An employer should set drug co-pays at levels that encourage the use of lower-cost options first or the use of a specialty pharmacy, Hughes said. He also advises clients to start learning about their options and educating employees about the cost implications and why they may have to pay a higher co-pay for a specialty drug.

Hughes cautions about the use of coupons from pharmaceutical companies that wave the initial drug co-pay, insulating the employee from the actual cost. That can lead to patients starting on the expensive drug because they had a coupon, never having tried a lower-cost option for their conditions because it has a co-pay, he said.

ESCALATING TREND

Research showing the high cost of specialty drugs coming to the market has been emerging the last few years.

After four years of spending increases that ranged from 5.1 percent to 5.5 percent, the nearly 2,500 employers responding to Mercer’s 2015 national survey of health care coverage reported that their prescription benefit cost grew 8 percent. Half of the respondents that had the ability to break out data reported that their cost for specialty drugs grew 22 percent in 2015, according to Mercer.

Express Scripts, a St. Louis-based pharmacy benefit manager, reported in March that overall drug spending in the U.S. increased 5.2 percent in 2015. Spending on specialty drugs alone grew 17.8 percent.

Specialty drugs in 2015 accounted for 37.7 percent of all drug spending in the U.S., according to an annual trend report by Express Scripts. The company projects that to grow to 50 percent by 2018. It also noted that pharmaceutical companies presently are developing some 7,000 potential new specialty drugs, many for the high-use areas of oncology, neurologic disorders and infectious diseases.

Among the drivers for the higher spending are increased prices charged by pharmaceutical companies.

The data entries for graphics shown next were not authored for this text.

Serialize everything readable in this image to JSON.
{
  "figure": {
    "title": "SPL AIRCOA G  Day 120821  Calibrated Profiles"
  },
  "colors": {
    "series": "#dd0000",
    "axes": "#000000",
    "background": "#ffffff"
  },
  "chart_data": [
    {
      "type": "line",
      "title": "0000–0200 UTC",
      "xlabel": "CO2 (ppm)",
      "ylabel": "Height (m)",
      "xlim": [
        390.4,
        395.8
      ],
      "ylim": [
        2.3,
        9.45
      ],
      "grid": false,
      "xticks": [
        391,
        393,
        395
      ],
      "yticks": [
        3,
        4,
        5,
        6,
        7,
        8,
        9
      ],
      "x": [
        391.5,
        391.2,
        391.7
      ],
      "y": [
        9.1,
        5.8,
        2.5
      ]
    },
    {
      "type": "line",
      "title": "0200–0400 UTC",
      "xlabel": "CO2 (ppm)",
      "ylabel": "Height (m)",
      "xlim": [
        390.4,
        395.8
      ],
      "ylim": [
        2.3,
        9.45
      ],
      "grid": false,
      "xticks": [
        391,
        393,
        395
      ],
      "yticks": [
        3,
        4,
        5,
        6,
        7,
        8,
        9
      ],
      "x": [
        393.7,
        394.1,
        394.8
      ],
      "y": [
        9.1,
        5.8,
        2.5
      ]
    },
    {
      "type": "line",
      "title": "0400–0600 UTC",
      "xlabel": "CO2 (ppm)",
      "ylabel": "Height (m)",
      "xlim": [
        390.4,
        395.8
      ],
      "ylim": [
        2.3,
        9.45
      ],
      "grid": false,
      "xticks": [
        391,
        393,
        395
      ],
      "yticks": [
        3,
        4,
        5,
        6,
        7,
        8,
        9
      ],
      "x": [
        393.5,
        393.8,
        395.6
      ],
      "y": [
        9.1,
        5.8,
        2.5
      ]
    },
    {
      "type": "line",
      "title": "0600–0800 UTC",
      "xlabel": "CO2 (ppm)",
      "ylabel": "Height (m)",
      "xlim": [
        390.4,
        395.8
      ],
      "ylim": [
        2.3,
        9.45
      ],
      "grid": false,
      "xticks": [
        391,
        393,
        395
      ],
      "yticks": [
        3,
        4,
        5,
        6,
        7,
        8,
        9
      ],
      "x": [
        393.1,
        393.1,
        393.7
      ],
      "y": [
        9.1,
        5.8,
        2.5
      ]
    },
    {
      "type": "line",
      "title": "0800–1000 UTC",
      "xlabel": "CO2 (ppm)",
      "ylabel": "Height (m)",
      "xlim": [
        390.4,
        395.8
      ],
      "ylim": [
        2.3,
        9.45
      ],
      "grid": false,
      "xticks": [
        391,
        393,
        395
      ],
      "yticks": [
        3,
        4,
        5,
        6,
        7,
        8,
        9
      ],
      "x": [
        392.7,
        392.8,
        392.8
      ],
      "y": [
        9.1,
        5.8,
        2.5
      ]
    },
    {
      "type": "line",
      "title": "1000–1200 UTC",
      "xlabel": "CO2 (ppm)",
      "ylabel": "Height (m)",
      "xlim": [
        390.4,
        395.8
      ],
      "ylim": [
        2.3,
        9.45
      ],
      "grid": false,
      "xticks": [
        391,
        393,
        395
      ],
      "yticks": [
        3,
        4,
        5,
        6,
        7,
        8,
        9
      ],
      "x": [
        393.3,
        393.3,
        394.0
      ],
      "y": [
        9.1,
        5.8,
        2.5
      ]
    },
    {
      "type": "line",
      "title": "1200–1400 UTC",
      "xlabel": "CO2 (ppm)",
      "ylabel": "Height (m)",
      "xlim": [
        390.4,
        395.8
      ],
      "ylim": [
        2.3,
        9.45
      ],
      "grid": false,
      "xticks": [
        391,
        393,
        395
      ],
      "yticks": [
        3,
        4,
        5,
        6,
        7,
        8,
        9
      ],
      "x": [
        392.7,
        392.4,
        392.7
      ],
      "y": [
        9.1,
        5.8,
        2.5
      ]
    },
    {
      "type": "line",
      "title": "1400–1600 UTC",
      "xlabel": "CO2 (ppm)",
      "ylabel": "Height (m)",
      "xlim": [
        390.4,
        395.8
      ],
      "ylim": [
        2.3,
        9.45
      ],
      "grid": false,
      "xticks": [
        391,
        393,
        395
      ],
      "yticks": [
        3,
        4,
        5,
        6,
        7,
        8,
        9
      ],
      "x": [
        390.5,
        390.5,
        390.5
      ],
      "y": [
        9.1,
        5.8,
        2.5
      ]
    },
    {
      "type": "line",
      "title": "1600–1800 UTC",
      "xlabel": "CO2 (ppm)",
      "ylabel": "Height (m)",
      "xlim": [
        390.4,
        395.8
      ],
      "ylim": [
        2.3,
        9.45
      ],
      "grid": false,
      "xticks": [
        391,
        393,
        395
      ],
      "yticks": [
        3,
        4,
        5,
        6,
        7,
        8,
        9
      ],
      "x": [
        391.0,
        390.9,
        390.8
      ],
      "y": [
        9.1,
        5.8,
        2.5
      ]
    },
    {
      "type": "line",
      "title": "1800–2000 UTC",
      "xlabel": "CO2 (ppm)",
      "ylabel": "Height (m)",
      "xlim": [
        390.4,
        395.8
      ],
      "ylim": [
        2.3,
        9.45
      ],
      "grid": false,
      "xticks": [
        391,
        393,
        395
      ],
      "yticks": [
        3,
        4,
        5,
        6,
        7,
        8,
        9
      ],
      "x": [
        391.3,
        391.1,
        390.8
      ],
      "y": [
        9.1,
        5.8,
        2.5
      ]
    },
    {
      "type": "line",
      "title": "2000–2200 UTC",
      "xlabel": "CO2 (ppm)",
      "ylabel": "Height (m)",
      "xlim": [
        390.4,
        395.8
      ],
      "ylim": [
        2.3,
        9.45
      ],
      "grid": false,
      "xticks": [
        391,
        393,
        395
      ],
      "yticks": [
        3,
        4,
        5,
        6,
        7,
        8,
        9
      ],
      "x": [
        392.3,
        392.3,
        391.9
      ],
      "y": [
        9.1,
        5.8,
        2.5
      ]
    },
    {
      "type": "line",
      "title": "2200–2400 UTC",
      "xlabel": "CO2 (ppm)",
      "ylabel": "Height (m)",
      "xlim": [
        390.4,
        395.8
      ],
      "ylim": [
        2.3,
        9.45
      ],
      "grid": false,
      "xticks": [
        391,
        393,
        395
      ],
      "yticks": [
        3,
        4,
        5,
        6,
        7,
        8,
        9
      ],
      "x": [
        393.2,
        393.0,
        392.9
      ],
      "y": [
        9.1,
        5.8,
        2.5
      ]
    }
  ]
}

Express Scripts cites an increase of more than 18.1 percent last year in the price for Humira and a 17-percent increase for Enbrel, both of which are used to treat inflammation.

Express Scripts predicts that total drug spending will increase by 6 percent to 8 percent annually between 2016 and 2018 in the U.S. Spending on specialty drug spending, led by medications to treat inflammatory conditions and new drugs to treat cancer, will increase an average of 17 percent annually over the next three years, according to the company.

A SMALL, BUT COSTLY COHORT

Quite often for insurers, the cost for specialty drugs stems from a relatively small number of people who need those prescriptions.

About 1 percent of Priority Health’s 650,000-plus members typically use a specialty drug at any given time, accounting for about 40 percent of all drug spending by the Grand Rapids-based health plan. That cost “has been creeping up” by three to four percentage points a year, said Steve Marciniak, Priority Health’s vice president of pharmacy programs.

Priority Health’s overall drug spending increased by more than 10 percent in 2015, after trending in the single digits in prior years, Marciniak said.

The cost increases for specialty drugs have forced health plans to respond. Insurers are giving heavy scrutiny to new specialty drugs coming onto the market and are evolving their business practices accordingly.

The key is assuring a specialty drug is medically necessary and appropriately prescribed for patients and their conditions.